Monday, January 18, 2010

kim kardashian: who give a *$@#?

"win kim kardashian's cardigan!"

this was what myspace was announcing as i was signing in to see how the three fans of my music were doing today.

i wondered how many other people were reading that and gasping, "WHAT?!" texting, "OMG!" and rushing to the toilet with a feather down their throat to make themselves small enough to fit into it.

every time i'm checking out at the grocery store i see magazine covers that let me know that couples i've never heard of are breaking up. television stars i've never seen are having children. and the sexiest man alive is no longer roger moore.

who are these people? i can't even keep track of the six friends i have.

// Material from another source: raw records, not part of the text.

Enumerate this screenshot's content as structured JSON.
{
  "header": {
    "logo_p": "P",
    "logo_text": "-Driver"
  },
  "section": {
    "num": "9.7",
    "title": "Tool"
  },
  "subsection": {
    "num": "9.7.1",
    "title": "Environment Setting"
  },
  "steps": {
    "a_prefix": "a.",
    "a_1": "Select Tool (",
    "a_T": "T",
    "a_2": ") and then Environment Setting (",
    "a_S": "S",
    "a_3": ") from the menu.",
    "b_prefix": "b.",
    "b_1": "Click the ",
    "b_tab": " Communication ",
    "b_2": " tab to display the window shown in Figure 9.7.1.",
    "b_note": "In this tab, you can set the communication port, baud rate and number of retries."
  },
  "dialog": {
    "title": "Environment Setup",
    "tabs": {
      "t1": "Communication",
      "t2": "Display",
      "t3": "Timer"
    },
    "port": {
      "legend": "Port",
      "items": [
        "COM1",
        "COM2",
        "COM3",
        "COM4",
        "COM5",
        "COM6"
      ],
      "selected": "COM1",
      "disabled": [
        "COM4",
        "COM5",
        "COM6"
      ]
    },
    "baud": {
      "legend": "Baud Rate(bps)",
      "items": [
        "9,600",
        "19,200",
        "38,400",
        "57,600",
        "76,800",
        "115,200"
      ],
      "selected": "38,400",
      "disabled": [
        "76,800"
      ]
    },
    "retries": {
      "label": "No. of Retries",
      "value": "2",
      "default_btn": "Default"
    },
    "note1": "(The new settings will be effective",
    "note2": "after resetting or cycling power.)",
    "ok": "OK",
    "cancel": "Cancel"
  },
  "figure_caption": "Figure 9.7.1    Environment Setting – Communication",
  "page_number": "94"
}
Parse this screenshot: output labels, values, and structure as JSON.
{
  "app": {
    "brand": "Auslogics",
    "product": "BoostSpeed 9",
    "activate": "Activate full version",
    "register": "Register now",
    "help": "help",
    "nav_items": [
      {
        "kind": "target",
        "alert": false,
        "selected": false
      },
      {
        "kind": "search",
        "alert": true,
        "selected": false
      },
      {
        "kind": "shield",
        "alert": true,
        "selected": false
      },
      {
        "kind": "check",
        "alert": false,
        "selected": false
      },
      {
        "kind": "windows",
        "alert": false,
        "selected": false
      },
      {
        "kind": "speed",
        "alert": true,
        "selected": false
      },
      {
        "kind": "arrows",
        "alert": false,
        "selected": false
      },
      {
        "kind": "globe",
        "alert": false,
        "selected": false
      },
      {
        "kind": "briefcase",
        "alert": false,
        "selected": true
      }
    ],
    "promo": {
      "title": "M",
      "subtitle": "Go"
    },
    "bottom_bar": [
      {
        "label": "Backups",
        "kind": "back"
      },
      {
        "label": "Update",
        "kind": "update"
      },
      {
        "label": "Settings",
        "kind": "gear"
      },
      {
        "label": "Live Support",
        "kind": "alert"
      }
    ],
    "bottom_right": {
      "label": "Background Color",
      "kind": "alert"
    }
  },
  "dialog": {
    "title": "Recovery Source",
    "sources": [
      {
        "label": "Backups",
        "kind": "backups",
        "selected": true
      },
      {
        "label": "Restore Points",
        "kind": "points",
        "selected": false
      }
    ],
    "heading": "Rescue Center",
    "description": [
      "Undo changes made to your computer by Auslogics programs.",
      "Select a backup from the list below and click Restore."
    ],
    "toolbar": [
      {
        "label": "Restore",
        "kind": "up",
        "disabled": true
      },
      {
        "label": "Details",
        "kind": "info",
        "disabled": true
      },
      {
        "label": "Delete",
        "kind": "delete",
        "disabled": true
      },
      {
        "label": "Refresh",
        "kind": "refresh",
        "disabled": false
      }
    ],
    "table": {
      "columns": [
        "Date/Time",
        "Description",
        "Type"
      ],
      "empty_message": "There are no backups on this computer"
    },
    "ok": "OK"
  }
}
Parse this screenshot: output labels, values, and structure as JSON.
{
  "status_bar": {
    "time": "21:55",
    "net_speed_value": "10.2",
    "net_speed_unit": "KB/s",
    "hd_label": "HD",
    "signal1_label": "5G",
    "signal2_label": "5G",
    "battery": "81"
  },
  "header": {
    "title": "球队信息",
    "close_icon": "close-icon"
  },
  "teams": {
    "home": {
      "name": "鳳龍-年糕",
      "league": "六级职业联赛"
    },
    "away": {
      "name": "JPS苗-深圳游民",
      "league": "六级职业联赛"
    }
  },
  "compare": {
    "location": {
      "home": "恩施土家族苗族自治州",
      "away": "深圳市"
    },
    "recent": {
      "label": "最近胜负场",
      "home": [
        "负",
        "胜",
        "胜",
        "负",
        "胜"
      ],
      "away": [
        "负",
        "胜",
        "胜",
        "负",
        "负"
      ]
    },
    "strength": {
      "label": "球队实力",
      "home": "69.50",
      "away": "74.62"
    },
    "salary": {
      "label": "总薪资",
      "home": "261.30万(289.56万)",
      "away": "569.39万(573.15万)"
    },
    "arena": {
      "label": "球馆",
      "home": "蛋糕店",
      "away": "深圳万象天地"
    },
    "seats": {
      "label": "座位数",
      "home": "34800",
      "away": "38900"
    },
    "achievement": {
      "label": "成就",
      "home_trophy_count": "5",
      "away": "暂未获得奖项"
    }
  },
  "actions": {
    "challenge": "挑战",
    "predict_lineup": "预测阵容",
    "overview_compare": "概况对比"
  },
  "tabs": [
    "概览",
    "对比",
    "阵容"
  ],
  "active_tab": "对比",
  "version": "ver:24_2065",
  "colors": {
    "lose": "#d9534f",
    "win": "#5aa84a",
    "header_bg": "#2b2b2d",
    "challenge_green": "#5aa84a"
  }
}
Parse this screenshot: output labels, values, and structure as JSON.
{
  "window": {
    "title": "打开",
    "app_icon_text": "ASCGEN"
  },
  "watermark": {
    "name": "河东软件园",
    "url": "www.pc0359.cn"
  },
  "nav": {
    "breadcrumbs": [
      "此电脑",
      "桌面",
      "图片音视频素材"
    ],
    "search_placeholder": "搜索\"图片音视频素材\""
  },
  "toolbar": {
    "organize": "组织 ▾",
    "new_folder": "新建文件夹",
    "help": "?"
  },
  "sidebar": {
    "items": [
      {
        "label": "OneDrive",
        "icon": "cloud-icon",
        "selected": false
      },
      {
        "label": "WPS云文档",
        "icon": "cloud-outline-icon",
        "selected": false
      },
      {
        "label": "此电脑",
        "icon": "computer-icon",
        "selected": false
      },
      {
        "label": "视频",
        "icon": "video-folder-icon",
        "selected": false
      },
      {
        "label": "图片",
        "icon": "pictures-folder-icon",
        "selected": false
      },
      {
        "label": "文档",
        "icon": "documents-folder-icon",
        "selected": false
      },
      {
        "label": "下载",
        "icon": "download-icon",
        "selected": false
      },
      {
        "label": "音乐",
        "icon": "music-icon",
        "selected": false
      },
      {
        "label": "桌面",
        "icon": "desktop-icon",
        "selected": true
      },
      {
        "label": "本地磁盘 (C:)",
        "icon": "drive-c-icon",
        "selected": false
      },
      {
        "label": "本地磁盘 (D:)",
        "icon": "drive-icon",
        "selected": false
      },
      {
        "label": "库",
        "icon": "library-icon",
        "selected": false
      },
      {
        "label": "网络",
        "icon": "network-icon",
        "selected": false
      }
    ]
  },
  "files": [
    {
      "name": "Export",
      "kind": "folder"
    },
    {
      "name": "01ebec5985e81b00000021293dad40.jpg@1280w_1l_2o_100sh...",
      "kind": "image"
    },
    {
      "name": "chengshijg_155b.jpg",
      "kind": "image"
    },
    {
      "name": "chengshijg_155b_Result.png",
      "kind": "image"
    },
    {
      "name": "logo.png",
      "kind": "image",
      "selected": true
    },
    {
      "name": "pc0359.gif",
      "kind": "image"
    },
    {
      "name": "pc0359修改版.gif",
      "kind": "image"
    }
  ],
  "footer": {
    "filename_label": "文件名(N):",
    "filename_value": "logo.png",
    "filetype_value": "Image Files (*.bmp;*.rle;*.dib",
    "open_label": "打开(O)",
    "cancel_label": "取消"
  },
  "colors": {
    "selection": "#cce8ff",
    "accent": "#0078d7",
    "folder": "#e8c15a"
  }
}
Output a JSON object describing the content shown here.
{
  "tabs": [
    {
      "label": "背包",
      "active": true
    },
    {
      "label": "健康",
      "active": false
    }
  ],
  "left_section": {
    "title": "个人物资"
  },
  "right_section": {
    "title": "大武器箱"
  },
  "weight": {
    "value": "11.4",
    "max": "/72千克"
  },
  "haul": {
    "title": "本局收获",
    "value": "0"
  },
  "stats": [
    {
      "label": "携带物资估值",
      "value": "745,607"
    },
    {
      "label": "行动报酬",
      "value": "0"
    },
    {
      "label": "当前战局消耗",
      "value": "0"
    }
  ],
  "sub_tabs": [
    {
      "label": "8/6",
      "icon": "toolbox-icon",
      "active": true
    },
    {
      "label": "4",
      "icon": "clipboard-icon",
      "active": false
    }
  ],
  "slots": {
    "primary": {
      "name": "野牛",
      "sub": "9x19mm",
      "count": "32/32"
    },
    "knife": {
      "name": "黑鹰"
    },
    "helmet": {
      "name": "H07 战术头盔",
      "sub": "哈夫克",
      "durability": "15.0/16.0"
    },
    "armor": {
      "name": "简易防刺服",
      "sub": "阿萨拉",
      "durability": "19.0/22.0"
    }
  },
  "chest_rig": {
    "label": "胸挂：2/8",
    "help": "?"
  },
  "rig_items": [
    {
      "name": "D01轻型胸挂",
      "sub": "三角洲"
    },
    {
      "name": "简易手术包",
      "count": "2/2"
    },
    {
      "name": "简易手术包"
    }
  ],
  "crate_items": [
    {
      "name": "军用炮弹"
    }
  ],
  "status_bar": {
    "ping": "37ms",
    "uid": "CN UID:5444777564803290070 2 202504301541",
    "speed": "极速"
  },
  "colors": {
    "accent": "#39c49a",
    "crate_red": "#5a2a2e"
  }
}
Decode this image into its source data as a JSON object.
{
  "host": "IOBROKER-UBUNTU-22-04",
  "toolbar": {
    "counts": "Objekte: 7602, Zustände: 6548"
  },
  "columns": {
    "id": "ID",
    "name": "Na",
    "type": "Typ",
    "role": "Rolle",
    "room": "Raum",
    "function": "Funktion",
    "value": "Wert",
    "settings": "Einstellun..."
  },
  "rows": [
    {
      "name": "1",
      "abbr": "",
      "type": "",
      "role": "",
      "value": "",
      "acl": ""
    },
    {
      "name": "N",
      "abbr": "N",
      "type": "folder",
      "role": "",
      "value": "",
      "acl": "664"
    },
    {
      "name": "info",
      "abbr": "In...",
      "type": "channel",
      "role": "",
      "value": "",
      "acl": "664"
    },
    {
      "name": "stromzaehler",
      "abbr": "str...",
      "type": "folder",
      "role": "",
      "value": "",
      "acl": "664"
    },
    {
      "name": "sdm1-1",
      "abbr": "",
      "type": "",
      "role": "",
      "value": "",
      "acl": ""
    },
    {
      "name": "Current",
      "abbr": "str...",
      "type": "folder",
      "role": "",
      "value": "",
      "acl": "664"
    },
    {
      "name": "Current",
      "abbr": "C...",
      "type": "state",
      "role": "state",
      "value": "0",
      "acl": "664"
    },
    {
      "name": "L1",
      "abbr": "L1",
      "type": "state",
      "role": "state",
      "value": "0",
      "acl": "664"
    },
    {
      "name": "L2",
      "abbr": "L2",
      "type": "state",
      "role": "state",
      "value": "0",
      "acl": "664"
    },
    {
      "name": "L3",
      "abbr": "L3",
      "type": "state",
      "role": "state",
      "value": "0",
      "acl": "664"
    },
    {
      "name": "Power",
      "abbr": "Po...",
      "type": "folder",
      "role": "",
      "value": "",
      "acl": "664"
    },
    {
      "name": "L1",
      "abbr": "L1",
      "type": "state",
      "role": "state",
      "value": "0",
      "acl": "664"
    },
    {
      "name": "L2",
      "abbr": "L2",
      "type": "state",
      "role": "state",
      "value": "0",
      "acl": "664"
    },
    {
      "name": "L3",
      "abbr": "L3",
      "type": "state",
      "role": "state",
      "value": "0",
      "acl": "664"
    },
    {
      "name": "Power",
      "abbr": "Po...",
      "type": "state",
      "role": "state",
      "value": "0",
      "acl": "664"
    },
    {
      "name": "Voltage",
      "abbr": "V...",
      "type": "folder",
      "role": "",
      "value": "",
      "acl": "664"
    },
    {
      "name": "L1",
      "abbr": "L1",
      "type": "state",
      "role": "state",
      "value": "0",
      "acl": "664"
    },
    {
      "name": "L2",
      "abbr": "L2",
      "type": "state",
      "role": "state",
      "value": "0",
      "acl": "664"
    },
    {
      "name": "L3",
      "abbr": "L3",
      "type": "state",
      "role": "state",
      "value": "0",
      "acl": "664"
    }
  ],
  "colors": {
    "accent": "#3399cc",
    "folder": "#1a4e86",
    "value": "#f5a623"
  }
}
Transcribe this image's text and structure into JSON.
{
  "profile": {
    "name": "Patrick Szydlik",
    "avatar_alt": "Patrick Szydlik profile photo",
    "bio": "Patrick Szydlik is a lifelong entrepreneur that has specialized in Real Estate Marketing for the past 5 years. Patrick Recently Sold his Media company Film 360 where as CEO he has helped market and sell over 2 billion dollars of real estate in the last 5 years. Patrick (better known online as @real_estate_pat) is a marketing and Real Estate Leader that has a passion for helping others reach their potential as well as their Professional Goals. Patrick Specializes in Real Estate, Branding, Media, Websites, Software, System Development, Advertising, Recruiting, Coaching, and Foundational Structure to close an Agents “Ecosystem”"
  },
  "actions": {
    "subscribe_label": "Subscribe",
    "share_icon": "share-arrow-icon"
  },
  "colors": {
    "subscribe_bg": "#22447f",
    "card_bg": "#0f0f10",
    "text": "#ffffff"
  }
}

do these publications exist because so many of us love celebrities or hate them? and if it's hate, does that hate come from jealousy? why do we pay so much attention to who is adopting african children and not pay attention to why african children have to be adopted in the first place?

well let me tell you why.

it has been kept a secret for thousands of years by numerous secret societies. african children are not being adpoted by celebrities. they are being harvested. it is believed that african children taste just like strawberry pop tarts.

but i digress.

my point is this: if you're a celebrity and your life is coming between me and a snickers bar at the impulse section of the grocery store, do something incredible with your money and fame so that your name shows up on a list of pulitzer prize nominations instead of us weekly.

then make sure you recommend me for the peace i've brought the human race with robiotic.blogspot.com.